Belajar global/keseluruhan (global whole learning)
Di sini bahan pelajaran dipelajari secara
keseluruhan berulang sampai pelajar menguasainya; lawan dari metode belahar
bagian. Metode belajar ini sering juga disebut metode Gestalt.
e. Belajar
insidental (incidental learning)
Konsep ini bertentangan dengan anggapan bahwa
belajar selalu berarah-tujuan (intensional). Sebab dalam belajar insidental
pada individu tidak ada sama sekali kehendak untuk belajar. Atas dasar ini maka
kepentingan penelitian, disusun perumusan operasional sebagai berikut: belajar
disebut insidental bila tidak ada instruksi atau petunjuk yang diberikan pada
individu mengenai materi belajar yang akan diujikan kelak. Dalam kehidupan
sehari-hari, belajar insidental ini merupakan hal yang sangat penting. Oleh
karena itu di antara para ahli belajar insidental ini merupakan bahan
pembicaraan yang sangat menarik, khususnya sebagai bentuk belajar yang
bertentangan dengan belajar intensional. Dari salah sau penelitian ditemukan
bahwa dalam belajar insidental (dibandingkan dengan belajar intensional),
jumlah frekuensi materi belajar yang diperlihatkan tidak memegang peranan penting,
prestasi individu yang diperlihatkan tidak memegang peranan penting, prestasi
individu menurun dengan meningkatnya motivasi.
f. Belajar
instrumental (instrumental learning)
Pada belajar, reaksi-reaksi seorang siswa yang
diperlihatkan diikuti oleh tanda-tanda yang mengarah pada apakah siswa tersebut
akan mendapat hadiah, hukuman, berhasil atau gagal. Oleh karena itu cepat atau
lambatnya seseorang belajar dapat diatur dengan jalan memberikan penguat (reinforcement) atas
dasar tingkat-tingkat kebutuhan.
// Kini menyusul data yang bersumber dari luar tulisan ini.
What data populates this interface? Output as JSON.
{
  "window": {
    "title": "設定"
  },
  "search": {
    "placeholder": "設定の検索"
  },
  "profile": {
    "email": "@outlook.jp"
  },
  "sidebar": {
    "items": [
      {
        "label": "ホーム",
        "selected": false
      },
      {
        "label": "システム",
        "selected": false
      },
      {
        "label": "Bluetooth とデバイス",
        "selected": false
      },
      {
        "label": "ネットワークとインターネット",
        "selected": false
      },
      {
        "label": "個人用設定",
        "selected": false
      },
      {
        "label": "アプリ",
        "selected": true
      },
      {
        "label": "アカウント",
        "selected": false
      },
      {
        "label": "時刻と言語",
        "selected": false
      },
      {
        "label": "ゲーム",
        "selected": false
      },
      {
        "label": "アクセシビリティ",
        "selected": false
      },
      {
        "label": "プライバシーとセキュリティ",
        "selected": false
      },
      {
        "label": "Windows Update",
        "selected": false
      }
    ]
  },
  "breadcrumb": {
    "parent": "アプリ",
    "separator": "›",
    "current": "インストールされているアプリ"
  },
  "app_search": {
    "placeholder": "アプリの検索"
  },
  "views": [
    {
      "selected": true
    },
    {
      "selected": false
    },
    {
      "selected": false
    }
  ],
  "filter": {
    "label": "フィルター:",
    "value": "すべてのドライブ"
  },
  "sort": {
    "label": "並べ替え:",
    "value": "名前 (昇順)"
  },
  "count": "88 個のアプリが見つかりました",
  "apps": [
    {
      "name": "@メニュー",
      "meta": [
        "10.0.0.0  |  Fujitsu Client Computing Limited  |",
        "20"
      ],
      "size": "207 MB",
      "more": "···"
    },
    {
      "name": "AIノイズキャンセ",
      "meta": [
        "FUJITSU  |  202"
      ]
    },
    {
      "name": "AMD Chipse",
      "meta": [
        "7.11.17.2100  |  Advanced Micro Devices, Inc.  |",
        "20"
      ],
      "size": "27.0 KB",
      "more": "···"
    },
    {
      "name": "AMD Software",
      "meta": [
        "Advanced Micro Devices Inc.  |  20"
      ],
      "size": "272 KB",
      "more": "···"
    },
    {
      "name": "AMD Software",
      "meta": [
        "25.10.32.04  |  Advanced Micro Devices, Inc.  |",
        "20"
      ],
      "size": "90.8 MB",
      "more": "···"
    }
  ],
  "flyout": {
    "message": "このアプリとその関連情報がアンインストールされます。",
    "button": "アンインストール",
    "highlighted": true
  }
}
Dalam hal ini maka salah satu bentuk belajar
instrumental yang khusus adalah “pembentukan tingkah laku”. Di sini individu
diberi hadiah bila ia bertigkah laku sesuai dengan tingkah laku yang
dikehendaki, dan sebaliknya ia dihukum bila ia memperlihatkan tingkah laku yang
tidak sesuai dengan yang dikehendaki. Sehingga akhirnya akan terbentuk tingkah
laku tertentu.
g. Belajar
intensional (intentional learning)
Belajar dalam arah tujuan, merupakan lawan dari
belajar insidental.
h. Belajar
laten (latent learning)
Dalam belajar laten, perubahan-perubahan tingkah
laku yang terlihat tidak terjadi secara segera, dan oleh karena itu disebut
laten. Selanjutnya eksperimen yang dilakukan terhadap binatang mengenai belajar
laten, menimbulkan pembicaraan yang hangat di kalangan penganut behaviorisme,
khususnya mengenai peranan faktor penguat (reinforcement) dalam
belajar. Rupanya penguat dianggap oleh penganut behaviorisme ini bukan faktor
atau kondisi yang harus ada dalam belajar. Dalam penelitian mengenai ingatan,
belajar laten ini diakui memang ada yaitu dalam bentuk belajar insidental.
i. Belajar
mental (mental learning)
Perubahan kemungkinan tingkah laku yang terjadi di
sini tidak nyata terlihat, melainkan hanya berupa perubahan proses kognitif
karena ada bahan yang dipelajari. Ada tidaknya belajar mental ini sangat jelas
terlihat pada tugas-tugas yang sifatnya motoris. Sehingga perumusan operasional
juga menjadi sangat berbeda. Ada yang mengartikan belajar mental sebagai
belajar dengan cara melakukan observasi dari tingkah laku orang lain,
membayangkan gerakan-gerakan orang lain dan lain-lain.
j. Belajar
produktif (productive learning)
R. Berguis (1964) memberikan arti belajar produktif
sebagai belajar dengan transfer yang maksimum. Belajar adalah mengatur
kemungkinan untuk melakukan transfer tingkah laku dari satu situasi ke situasi
lain. Belajar disebuut produktif bila individu mampu mentransfer prinsip
menyelesaikan satu persoalan dalam satu situasi ke situasi lain.
k.
Belajar verbal (verbal learning)
Belajar verbal adalah belajar mengenai materi verbal
dengan melalui latihan dan ingatan. Dasar dari belajar verbal diperlihatkan
dalam eksperimen klasik dari Ebbinghaus. Sifat eksperimen ini meluas dari
belajar asosiatif mengenai hubungan dua kata yang tidak bermakna sampai pada
belajar dengan wawasan mengenai penyelesaian persoalan yang kompleks yang harus
diselesaikan secara verbal.
D. Faktor yang
memperngaruhi belajar
Faktor yang mempengaruhi belajar banyak jenisnya,
tetapi dapat digolongkan menjadi dua golongan, yaitu faktor intern dan faktor
ekstern. Faktor intern adalah faktor yang ada dalam diri individu yang sedang
belajar, sedangkan faktor ekstern adalah faktor yang ada di luar individu.
A. Faktor-
faktor Intern
Di dalam membicarakan faktor intern ini, akan
dibahas menjadi tiga faktor, yaitu : faktor jasmaniah, faktor psikologis, dan
faktor kelelahan.
1. Faktor
Jasmaniah
a. Faktor
kesehatan
Sehat berarti dalam keadaan baik segenap badan
beserta bagian-bagiannya/bebas dari penyakit. Kesehatan adalah keadaan atau hal
sehat. Kesehatan seseorang berpengaruh terhadap belajarnya.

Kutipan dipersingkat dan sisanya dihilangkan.